For several years, patients in a vegetative state were believed to have no awareness of self or environment.
New research, using functional magnetic resonance imaging (fMRI), has shown that brains of patients in a vegetative state emotionally react to photographs of people they know personally as though they recognise them.
"We showed that patients in a vegetative state can react differently to different stimuli in the environment depending on their emotional value. It's not a generic thing; it's personal and autobiographical. We engaged the person, the individual, inside the patient," said Haggai Sharon and Yotam Pasternak of Tel Aviv University's Functional Brain Centre and Sackler Faculty of Medicine and the Tel Aviv Sourasky Medical Centre.
To gain insight into what it feels like to be in a vegetative state, the researchers worked with four patients in a persistent vegetative state. They showed them photographs of people they did and did not personally know.

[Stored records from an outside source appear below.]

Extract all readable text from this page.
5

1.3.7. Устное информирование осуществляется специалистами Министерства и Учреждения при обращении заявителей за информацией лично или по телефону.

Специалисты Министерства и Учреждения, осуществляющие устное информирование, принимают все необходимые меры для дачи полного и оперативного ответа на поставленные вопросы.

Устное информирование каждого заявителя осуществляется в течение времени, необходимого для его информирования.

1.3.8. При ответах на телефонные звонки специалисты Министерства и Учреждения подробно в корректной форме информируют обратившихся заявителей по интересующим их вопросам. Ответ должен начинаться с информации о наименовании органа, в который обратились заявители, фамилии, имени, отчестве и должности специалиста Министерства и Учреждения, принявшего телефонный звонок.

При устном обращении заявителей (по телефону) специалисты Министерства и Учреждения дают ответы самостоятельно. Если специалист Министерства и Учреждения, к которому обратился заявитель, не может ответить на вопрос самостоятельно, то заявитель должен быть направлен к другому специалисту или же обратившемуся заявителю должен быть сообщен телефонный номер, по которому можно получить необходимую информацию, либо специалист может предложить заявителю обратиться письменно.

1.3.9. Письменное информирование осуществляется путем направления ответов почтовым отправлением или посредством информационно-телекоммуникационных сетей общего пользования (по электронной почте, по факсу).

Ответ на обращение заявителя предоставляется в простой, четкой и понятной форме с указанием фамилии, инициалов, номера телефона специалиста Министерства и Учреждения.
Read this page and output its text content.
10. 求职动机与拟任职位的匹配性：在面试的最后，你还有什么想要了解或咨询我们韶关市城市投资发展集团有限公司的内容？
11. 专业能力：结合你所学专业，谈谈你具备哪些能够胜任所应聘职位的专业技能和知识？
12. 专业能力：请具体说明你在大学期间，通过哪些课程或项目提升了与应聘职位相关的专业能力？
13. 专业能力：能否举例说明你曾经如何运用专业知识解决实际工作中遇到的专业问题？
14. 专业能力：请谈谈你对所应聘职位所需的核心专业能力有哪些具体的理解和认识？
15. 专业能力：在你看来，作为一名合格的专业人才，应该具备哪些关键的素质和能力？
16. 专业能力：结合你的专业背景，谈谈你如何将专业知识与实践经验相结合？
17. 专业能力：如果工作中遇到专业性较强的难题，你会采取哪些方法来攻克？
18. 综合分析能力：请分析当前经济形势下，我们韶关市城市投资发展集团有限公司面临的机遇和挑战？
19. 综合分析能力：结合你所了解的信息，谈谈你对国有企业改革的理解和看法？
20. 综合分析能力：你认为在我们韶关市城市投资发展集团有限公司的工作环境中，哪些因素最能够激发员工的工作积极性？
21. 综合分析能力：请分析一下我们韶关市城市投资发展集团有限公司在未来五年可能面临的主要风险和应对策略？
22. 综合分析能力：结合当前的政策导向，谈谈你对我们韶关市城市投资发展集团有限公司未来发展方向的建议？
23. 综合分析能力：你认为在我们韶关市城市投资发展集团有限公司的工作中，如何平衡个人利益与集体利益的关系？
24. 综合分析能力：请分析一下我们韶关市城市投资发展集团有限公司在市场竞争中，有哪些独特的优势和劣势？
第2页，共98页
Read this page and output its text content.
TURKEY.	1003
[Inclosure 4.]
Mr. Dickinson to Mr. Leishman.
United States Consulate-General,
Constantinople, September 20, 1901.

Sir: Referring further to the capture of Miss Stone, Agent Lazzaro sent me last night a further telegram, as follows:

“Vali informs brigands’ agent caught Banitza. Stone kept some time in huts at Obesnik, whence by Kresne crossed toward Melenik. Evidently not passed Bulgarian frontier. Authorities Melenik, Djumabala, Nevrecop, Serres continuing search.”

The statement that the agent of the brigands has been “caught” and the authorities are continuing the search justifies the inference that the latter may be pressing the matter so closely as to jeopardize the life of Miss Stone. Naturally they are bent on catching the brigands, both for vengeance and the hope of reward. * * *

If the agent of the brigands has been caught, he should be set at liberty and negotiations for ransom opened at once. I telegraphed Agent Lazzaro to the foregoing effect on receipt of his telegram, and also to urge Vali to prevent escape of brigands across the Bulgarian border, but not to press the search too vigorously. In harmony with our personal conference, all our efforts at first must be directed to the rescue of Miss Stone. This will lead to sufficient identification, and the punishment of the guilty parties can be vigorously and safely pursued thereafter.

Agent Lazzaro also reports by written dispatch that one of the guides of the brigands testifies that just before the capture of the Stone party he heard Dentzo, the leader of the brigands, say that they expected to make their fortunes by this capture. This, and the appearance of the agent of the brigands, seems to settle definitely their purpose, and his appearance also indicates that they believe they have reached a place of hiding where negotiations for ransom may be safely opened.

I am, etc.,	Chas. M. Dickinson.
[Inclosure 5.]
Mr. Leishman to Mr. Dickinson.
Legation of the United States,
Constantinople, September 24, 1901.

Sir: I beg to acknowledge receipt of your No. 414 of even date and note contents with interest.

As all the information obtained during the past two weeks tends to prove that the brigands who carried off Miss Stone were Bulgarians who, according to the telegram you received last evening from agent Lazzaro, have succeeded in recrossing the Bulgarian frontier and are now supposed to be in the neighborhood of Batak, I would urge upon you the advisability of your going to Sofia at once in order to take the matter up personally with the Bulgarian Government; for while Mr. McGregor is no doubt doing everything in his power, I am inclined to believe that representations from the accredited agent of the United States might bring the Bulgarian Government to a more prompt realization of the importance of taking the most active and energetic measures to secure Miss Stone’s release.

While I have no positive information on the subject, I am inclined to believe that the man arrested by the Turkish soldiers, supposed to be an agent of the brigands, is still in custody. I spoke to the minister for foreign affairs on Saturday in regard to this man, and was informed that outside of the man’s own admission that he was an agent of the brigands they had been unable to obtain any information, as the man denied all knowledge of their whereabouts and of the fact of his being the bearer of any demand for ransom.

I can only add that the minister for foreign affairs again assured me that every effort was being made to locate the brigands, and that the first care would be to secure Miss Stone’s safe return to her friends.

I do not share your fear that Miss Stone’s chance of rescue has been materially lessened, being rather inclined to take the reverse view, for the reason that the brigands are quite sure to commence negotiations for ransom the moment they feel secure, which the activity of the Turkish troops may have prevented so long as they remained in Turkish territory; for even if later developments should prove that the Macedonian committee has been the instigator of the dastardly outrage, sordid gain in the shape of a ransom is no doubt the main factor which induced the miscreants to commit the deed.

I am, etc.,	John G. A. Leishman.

In response to the photographs of close family members and friends, patients reacted with activations of brain centres involved in processing emotion, as though they knew the people in the photographs.
The results suggested that patients in a vegetative state have the ability to register and categorise complex visual information and connect it to memories.
However, the researchers could not be sure if the patients were conscious of their emotions or just reacting spontaneously. So they then verbally asked the patients to imagine their parents' faces.
Surprisingly, one patient, a 60-year-old kindergarten teacher who was hit by a car while crossing the street, exhibited complex brain activity in the face- and emotion-specific brain regions, identical to brain activity seen in healthy people.
The researchers say her response is the strongest evidence yet that vegetative-state patients can be "emotionally aware".
The findings of the study have been published in PLOS ONE.